Let $f$ be a map from $A$ to $A$ and let $j$ be in inclusion mapping, i.e $j: A \rightarrow B^2$ where $A \cong j(A)$.
Let $\gamma = j \circ f \circ r$, then $\gamma$ is a map from $B^2$ to $B^2$ and so by Brouwers fixed point theoerem $\exists x\in B^2$ s.t. $\gamma(x)=x$.
Also, note that $\gamma(B^2) \subset A$, so this $x$ that we have found is actually an element of $A$, and furthermore $\gamma|_A(B^2) \cong f(A)$, and so $f(x)=x$.
See what i'm going for? Is there a more standard way to show this? Thanks!
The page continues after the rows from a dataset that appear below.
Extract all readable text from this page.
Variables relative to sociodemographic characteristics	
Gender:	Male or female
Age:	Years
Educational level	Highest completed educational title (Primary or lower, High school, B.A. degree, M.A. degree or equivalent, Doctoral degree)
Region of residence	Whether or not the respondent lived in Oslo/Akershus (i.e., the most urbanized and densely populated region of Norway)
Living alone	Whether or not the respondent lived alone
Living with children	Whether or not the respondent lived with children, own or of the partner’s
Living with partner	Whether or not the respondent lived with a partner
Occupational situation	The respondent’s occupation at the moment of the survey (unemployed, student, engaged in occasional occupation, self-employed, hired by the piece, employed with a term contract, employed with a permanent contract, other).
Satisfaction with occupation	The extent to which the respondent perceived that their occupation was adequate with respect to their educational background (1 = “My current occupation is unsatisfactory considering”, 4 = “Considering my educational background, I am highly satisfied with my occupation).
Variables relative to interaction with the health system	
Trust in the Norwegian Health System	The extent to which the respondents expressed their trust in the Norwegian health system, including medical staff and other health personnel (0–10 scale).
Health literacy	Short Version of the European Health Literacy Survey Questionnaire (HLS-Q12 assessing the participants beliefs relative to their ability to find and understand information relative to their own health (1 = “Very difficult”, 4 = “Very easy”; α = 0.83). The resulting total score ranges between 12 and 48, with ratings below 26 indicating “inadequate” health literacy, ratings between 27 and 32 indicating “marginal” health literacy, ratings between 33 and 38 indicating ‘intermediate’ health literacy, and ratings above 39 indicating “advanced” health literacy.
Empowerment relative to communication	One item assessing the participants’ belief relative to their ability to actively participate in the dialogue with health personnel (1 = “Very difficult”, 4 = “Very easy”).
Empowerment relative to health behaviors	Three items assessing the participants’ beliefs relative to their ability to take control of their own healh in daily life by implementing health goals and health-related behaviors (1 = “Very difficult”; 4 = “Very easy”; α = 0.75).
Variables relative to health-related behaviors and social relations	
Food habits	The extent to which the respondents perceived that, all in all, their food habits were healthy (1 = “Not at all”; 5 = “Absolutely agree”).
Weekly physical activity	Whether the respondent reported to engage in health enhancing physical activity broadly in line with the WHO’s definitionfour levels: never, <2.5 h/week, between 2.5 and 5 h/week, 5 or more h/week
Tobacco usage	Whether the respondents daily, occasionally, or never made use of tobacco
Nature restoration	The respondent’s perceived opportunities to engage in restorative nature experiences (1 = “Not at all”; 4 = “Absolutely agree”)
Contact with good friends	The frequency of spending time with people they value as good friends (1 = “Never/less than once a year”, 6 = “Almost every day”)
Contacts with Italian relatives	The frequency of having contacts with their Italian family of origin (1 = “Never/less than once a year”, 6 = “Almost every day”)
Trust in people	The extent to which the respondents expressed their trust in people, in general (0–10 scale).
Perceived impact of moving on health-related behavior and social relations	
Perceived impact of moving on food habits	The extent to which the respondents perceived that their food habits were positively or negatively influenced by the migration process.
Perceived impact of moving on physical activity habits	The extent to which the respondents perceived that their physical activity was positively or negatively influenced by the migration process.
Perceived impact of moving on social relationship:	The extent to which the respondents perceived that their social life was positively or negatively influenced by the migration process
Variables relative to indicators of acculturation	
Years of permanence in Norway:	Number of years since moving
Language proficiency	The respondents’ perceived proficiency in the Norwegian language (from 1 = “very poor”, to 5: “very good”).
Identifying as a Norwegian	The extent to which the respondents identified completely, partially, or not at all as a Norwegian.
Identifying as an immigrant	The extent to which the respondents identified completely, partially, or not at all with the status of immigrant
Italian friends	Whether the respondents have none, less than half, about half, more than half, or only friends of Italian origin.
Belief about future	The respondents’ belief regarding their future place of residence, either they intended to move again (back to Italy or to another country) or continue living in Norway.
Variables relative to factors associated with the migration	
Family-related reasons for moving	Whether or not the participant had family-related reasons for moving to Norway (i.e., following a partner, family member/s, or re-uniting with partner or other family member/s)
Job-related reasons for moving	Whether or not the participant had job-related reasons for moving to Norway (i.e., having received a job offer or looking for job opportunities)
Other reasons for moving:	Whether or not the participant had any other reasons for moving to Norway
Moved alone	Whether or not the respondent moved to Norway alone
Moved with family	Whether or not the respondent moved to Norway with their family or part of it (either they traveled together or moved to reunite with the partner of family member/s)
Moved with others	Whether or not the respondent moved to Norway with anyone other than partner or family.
Your proof is fine. I don't know if there is a standard way, but here is a slightly more concise argument: if $A$ is a retract of $D^2$, then there exists $r : D^2 \to A$ with $rj = 1_A$. As you say, $jfr$ has a fixed point $x \in D^2$. Now, since $$ rjfr = (rj)fr = 1_Afr = fr,$$ then $$ f(r(x)) = fr(x) = rjfr(x) = r(jfr(x)) = r(x). $$
and so $f$ fixes $r(x)$.